16. The system of claim 15, wherein the baseline image is obtained in response to detection of ignition of the vehicle.

17. The system of claim 14, wherein the means for performing facial expression recognition on the facial expression input to identify a particular type of emergency situation from a plurality of possible emergency situations, includes:

means for determining if the operator is in an incoherent state; and

means for determining a particular incoherent state of the operator based on differences between the operator's facial features in the facial expression input and at least one baseline image of the operator, if the operator is determined to be in an incoherent state.

18. The system of claim 14, wherein the plurality of safety operations include at least one operation for automatically notifying persons exterior to the vehicle, yet in the vicinity of the vehicle, of the emergency situation.

19. The system of claim 14, wherein the plurality of safety operations include at least one operation for automatically attempting to bring the operator out of an incoherent state.

20. The system of claim 14, wherein the plurality of safety operations include at least one operation for automatically notifying remotely located emergency response personnel of the emergency situation.

21. The system of claim 20, wherein the at least one operation for automatically notifying remotely located emergency response personnel of the emergency situation further includes at least one operation for automatically notifying the remotely located emergency response personnel of a location of the vehicle.

22. The system of claim 14, wherein the plurality of safety operations include at least one of automatically steering the vehicle, automatically braking the vehicle, reducing a speed of the vehicle, turning on emergency warning lights on the vehicle, honking a horn on the vehicle, turning on a radio in the vehicle, increasing a volume of the radio in the vehicle, initiating a call to an emergency response service, moving an operator's seat in the vehicle,

23. The system of claim 14, wherein the plurality of emergency situations includes at least one of an operator having a stroke, an operator having a seizure, and operator having a heart attack, and an operator having fallen asleep.

24. The system of claim 14, wherein the subset of safety operations for the particular emergency situation identifies an order in which the safety operations within the subset of safety operations are to be performed, and wherein the means for applying the subset of safety operations applies the safety operations to the vehicle control module in the order specified by the subset of safety operations.

25. The system of claim 14, wherein the subset of safety operations for the particular emergency situation identifies timing information for timing when the safety operations within the subset of safety operations are to be performed, and wherein the means for applying the subset of safety operations applies safety operations within the subset of safety operations to the vehicle control module in accordance with the timing information.

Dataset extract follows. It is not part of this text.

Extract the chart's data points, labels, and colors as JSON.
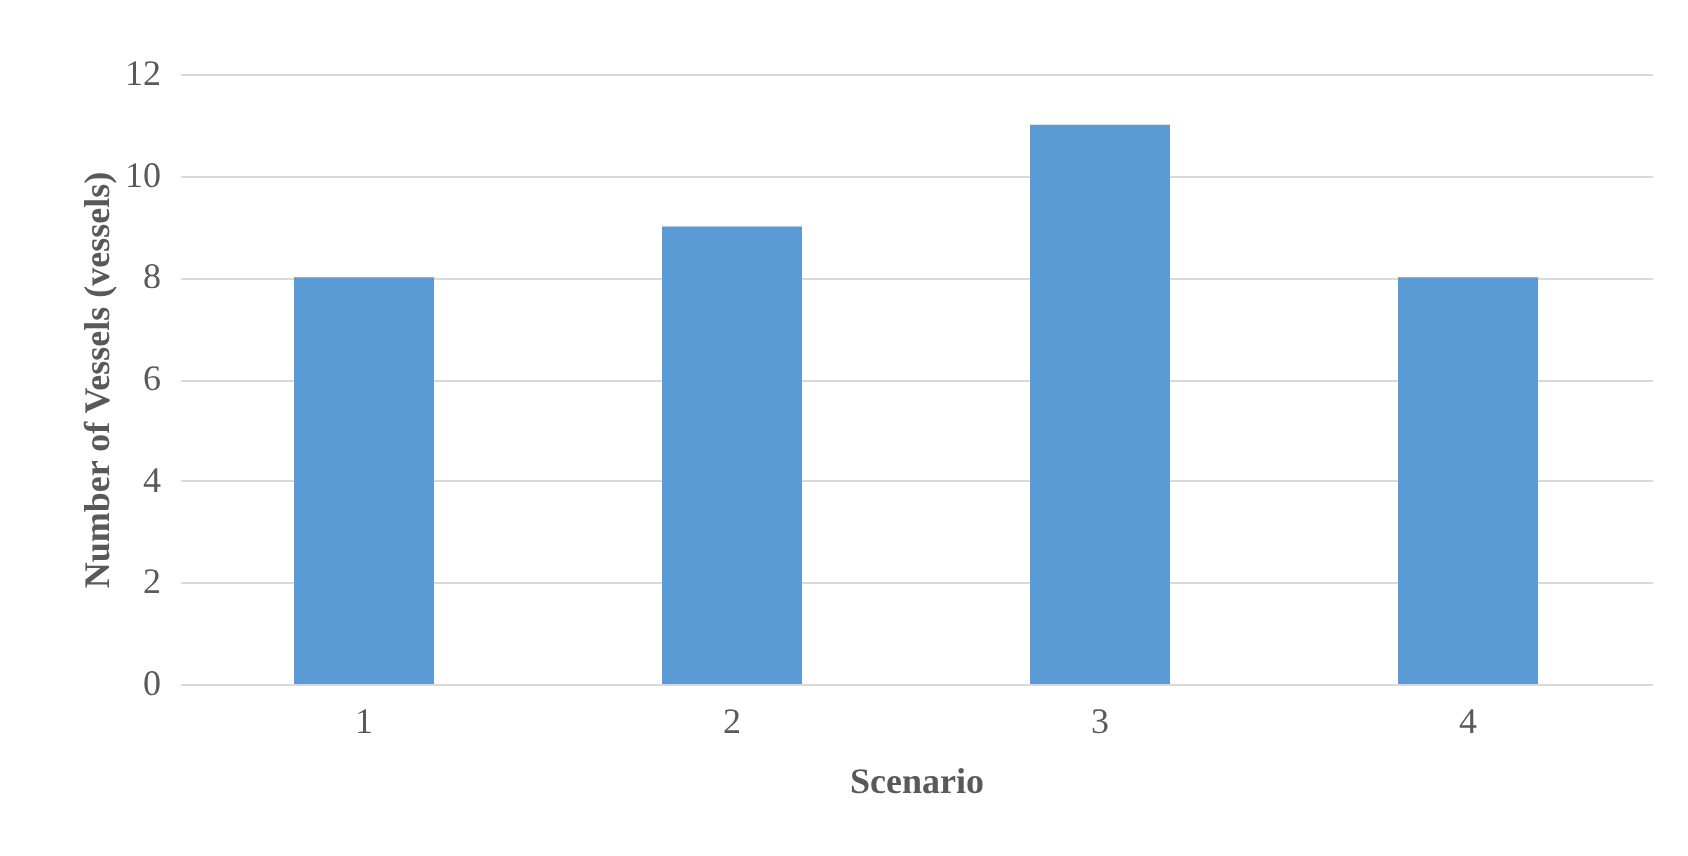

26. The method of claim 1, wherein the means for receiving, means for performing and means for automatically applying operate in response to at least one of a measurement of a vehicle operational parameter and a measured operator parameter indicating a need to determine if an emergency situation is present or imminent.

27. A computer program product in a computer readable medium for automatically controlling an operation of a vehicle, comprising:

first instructions for receiving facial expression input from an image pickup device, wherein the facial expression input includes images of an operator of the vehicle;

second instructions for performing facial expression recognition on the facial expression input to identify a particular type of emergency situation from a plurality of possible emergency situations; and

third instructions for automatically applying a subset of safety operations, from a plurality of safety operations, to a vehicle control module, corresponding to the particular type of emergency situation identified by the facial expression recognition, to thereby control the operation of the vehicle.